Солнце опустилось на реку и осветило ее; оно казалось большой золотой птицей, которая, распустив крылья, слегка коснулась ими поверхности воды, и все сразу ожило, точно веселым весенним днем. Приказав юному официанту отнести две рюмки лучшего коньяку на улицу к теннисным кортам, де Лилл изящно продефилировал между пустыми столиками к боковой двери. Журналисты, сидевшие в центре комнаты, умолкли; они накачались вином и угрюмо осели в своих кожаных креслах, тупо ожидая какой-нибудь новой политической катастрофы, которая возродила бы их к жизни.
— Бедняга вы, бедняга, — заметил де Лилл, когда они вышли на свежий воздух. — Я вам, наверно, ужасно надоел.
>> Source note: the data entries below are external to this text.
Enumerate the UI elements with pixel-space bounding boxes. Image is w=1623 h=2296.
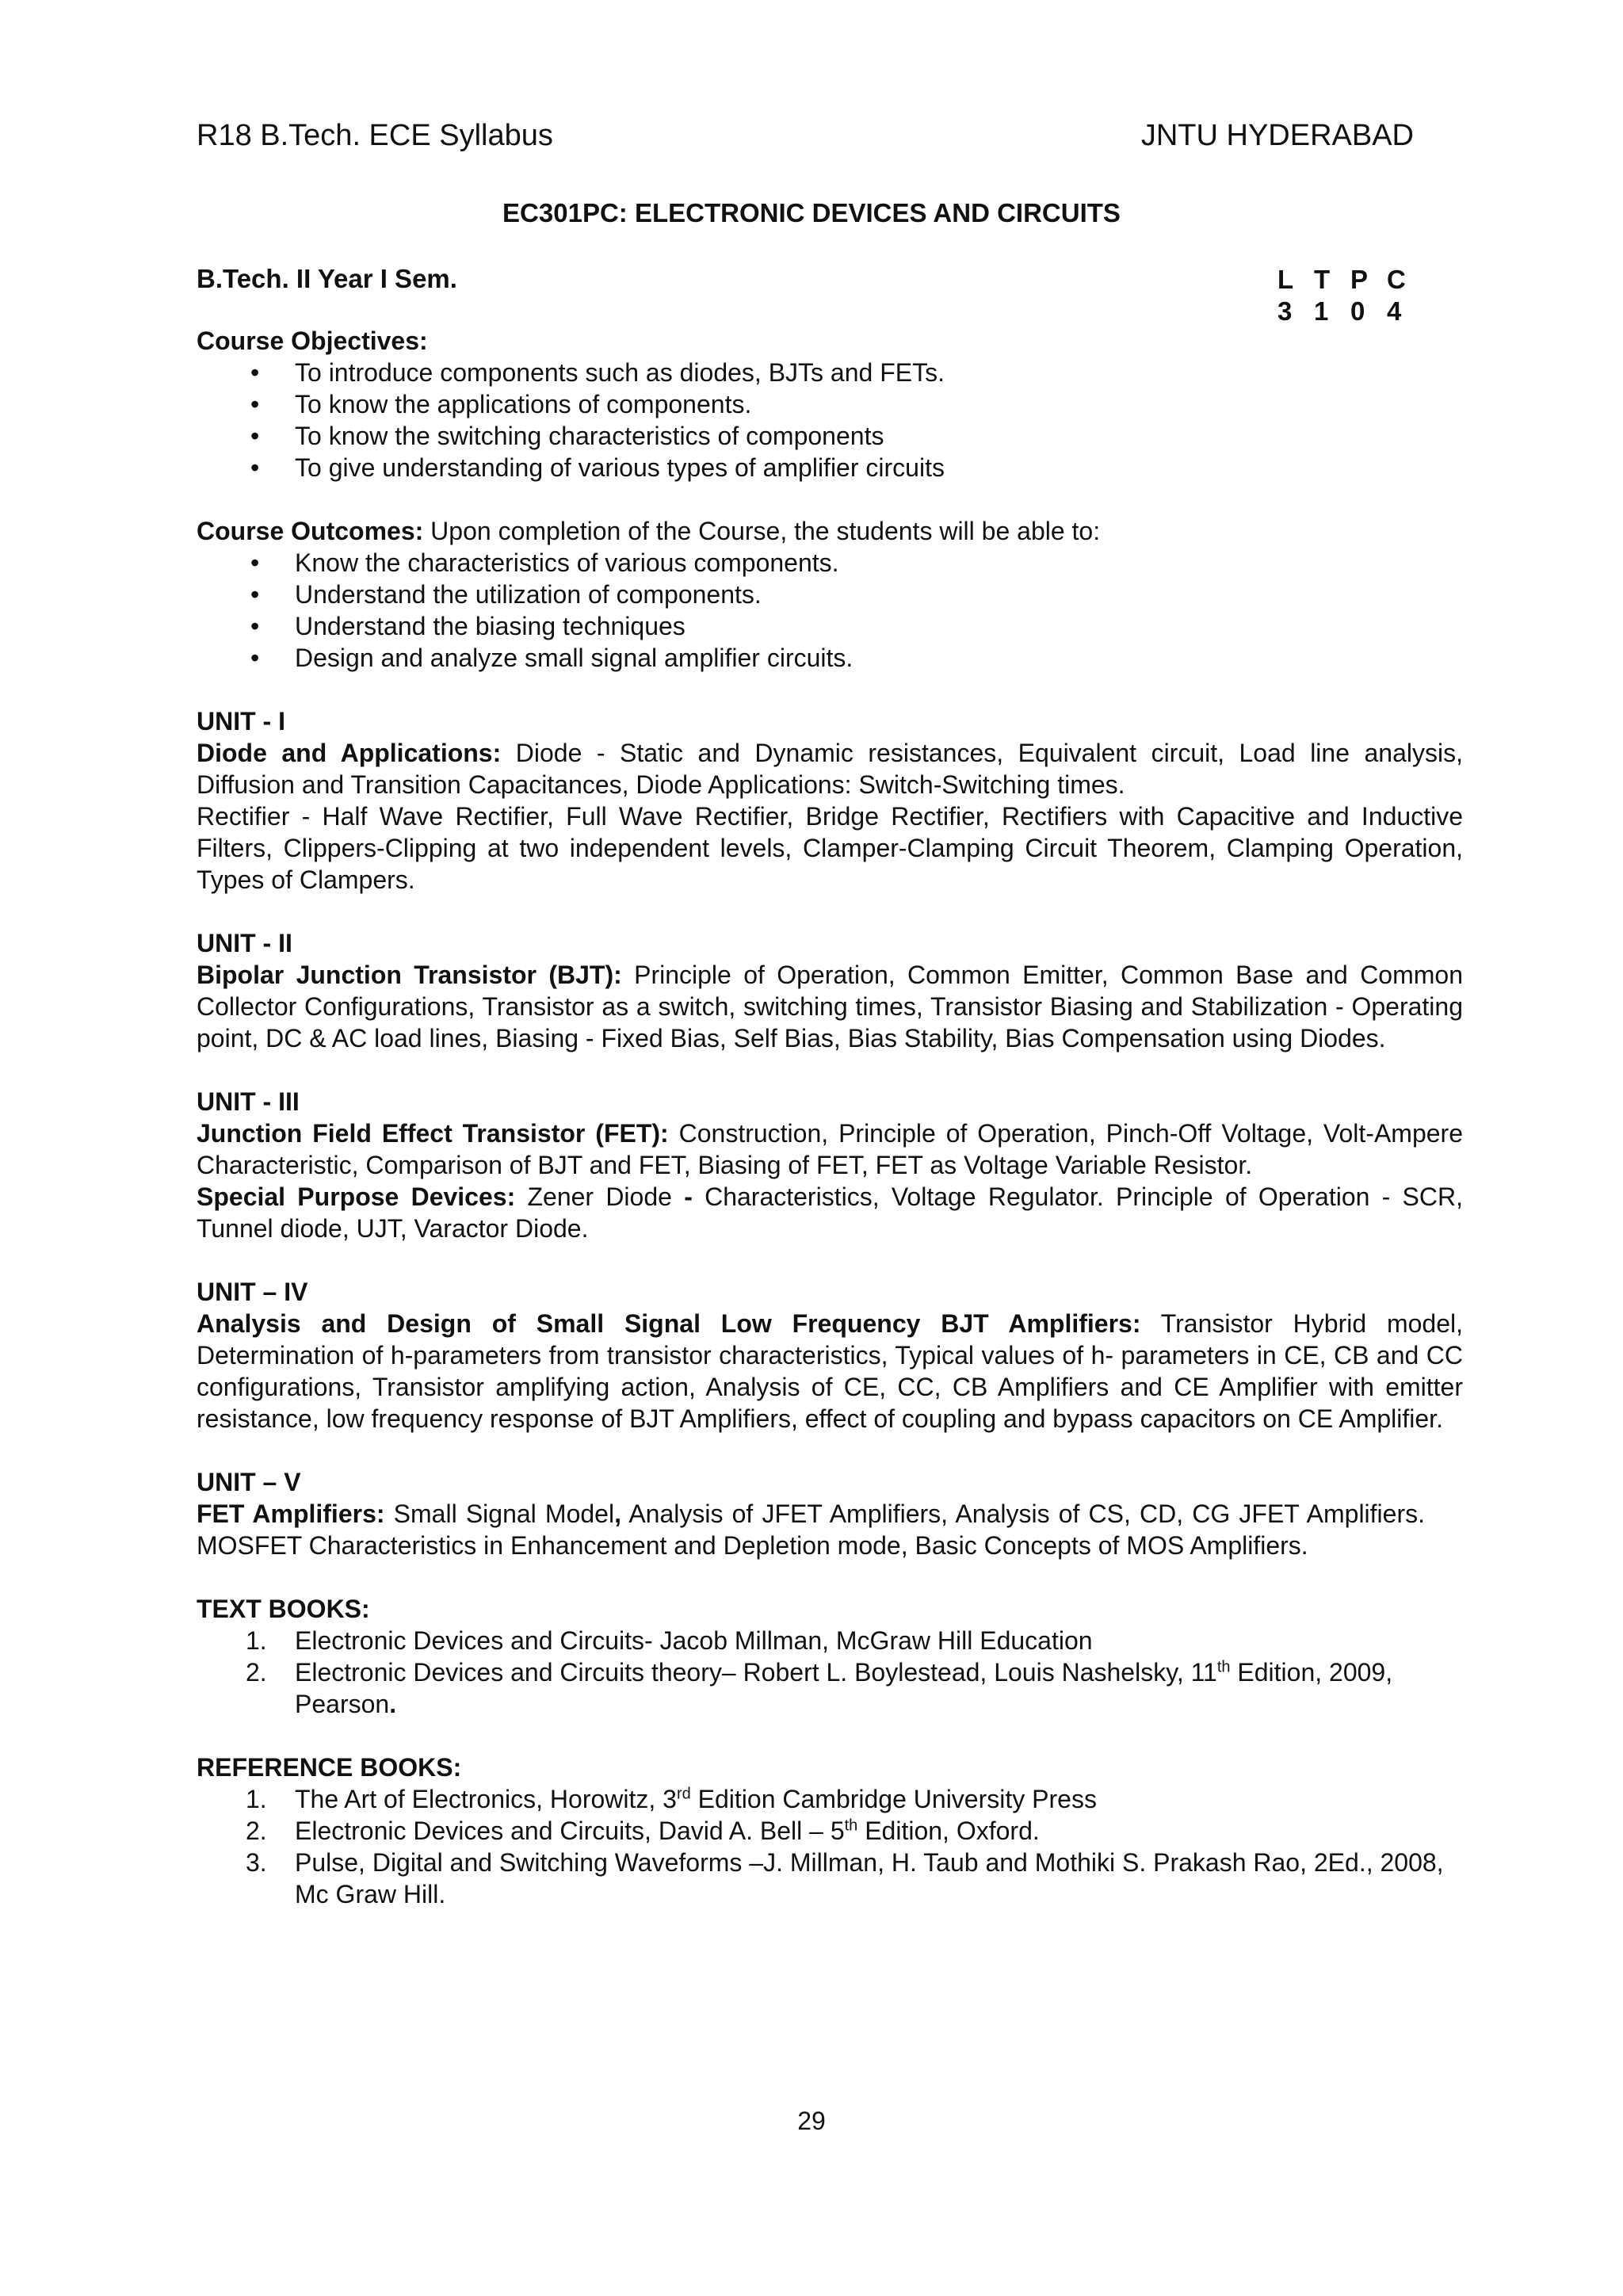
item-number: 1. bbox=[246, 1785, 267, 1813]
text-books-list bbox=[197, 1625, 1463, 1720]
unit-3-text: Construction, Principle of Operation, Pinch-Off Voltage, Volt-Ampere Characteristic, Comparison of BJT and FET, Biasing of FET, FET as Voltage Variable Resistor. bbox=[197, 1119, 1464, 1179]
syllabus-content bbox=[197, 325, 1463, 1910]
ltpc-value-c: 4 bbox=[1387, 296, 1402, 326]
unit-2-title: UNIT - II bbox=[197, 929, 292, 957]
book-text: Electronic Devices and Circuits- Jacob Millman, McGraw Hill Education bbox=[295, 1626, 1093, 1655]
item-number: 2. bbox=[246, 1658, 267, 1687]
unit-3-body-2 bbox=[197, 1181, 1463, 1244]
outcomes-list bbox=[197, 547, 1463, 674]
list-item: • To know the applications of components. bbox=[197, 388, 1463, 420]
unit-4-title: UNIT – IV bbox=[197, 1278, 308, 1306]
objectives-heading: Course Objectives: bbox=[197, 327, 428, 355]
unit-1-title: UNIT - I bbox=[197, 707, 285, 735]
superscript: th bbox=[844, 1817, 858, 1835]
list-item: • Know the characteristics of various components. bbox=[197, 547, 1463, 579]
unit-5-title: UNIT – V bbox=[197, 1468, 301, 1496]
unit-2-text: Principle of Operation, Common Emitter, Common Base and Common Collector Configurations, Transistor as a switch, switching times, Transistor Biasing and Stabilization - Operating point, DC & AC load lines, Biasing - Fixed Bias, Self Bias, Bias Stability, Bias Compensation using Diodes. bbox=[197, 961, 1464, 1052]
list-item: • Understand the utilization of components. bbox=[197, 579, 1463, 610]
book-text-post: Edition, Oxford. bbox=[857, 1817, 1040, 1845]
superscript: th bbox=[1216, 1658, 1231, 1676]
ltpc-value-p: 0 bbox=[1350, 296, 1365, 326]
text-books-heading: TEXT BOOKS: bbox=[197, 1595, 370, 1623]
book-text: Pulse, Digital and Switching Waveforms –J. Millman, H. Taub and Mothiki S. Prakash Rao, 2Ed., 2008, Mc Graw Hill. bbox=[295, 1848, 1444, 1908]
ltpc-table bbox=[1277, 264, 1423, 327]
list-item: • Design and analyze small signal amplifier circuits. bbox=[197, 642, 1463, 674]
unit-3-text-2a: Zener Diode bbox=[515, 1182, 685, 1211]
item-number: 2. bbox=[246, 1817, 267, 1845]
Вам всегда так везет? Но, видно, всем нам хочется излить душу стороннему человеку, правда? Неужели все мы кончаем тем, что становимся маленькими Карфельдами? И только-то? Анархистами-патриотами из средних слоев населения? Вот какая перспектива должна казаться особенно унылой.
— Я должен посмотреть его дом, — сказал Тернер. — Мне надо кое-что выяснить.
— Ничего не выйдет, — все тем же ровным тоном заметил де Лилл. — Людвиг Зибкрон поставил вокруг его дома охрану.
Было три часа. Они сидели в саду под парусиновым зонтом, потягивая коньяк, и наблюдали за тем, как дочери дипломатов весело играют в мяч на мокрых кирпично-красных площадках кортов.
— Я подозреваю, что Прашко — мошенник, — заявил де Лилл. — Он давно числился в нашем активе, но потом повернул против нас. — Он зевнул. — В свое время это был человек весьма опасный — настоящий политический пират. Ни один заговор не обходился без него. Я видел его не сколько раз: мы, англичане, до сих пор время от времени беспокоим его. Как всех отступников, его тянет к утра ченной вере. Сейчас он свободный демократ. Может быть, Роули уже говорил вам? Сейчас это прибежище для всех потерпевших крушение; у них там есть весьма странные личности.
— Но он же был нашим другом!
— До чего вы наивны, — вяло проронил де Лилл. — Совсем как Лео. Можно знать человека всю жизнь и не быть его другом. Неужели Прашко так для вас важен?
— Он мой единственный ключ, — сказал Тернер. — Единственный, за кого можно ухватиться для начала. Только он общался с Гартингом вне посольства. Ему была отведена роль шафера на будущей свадьбе.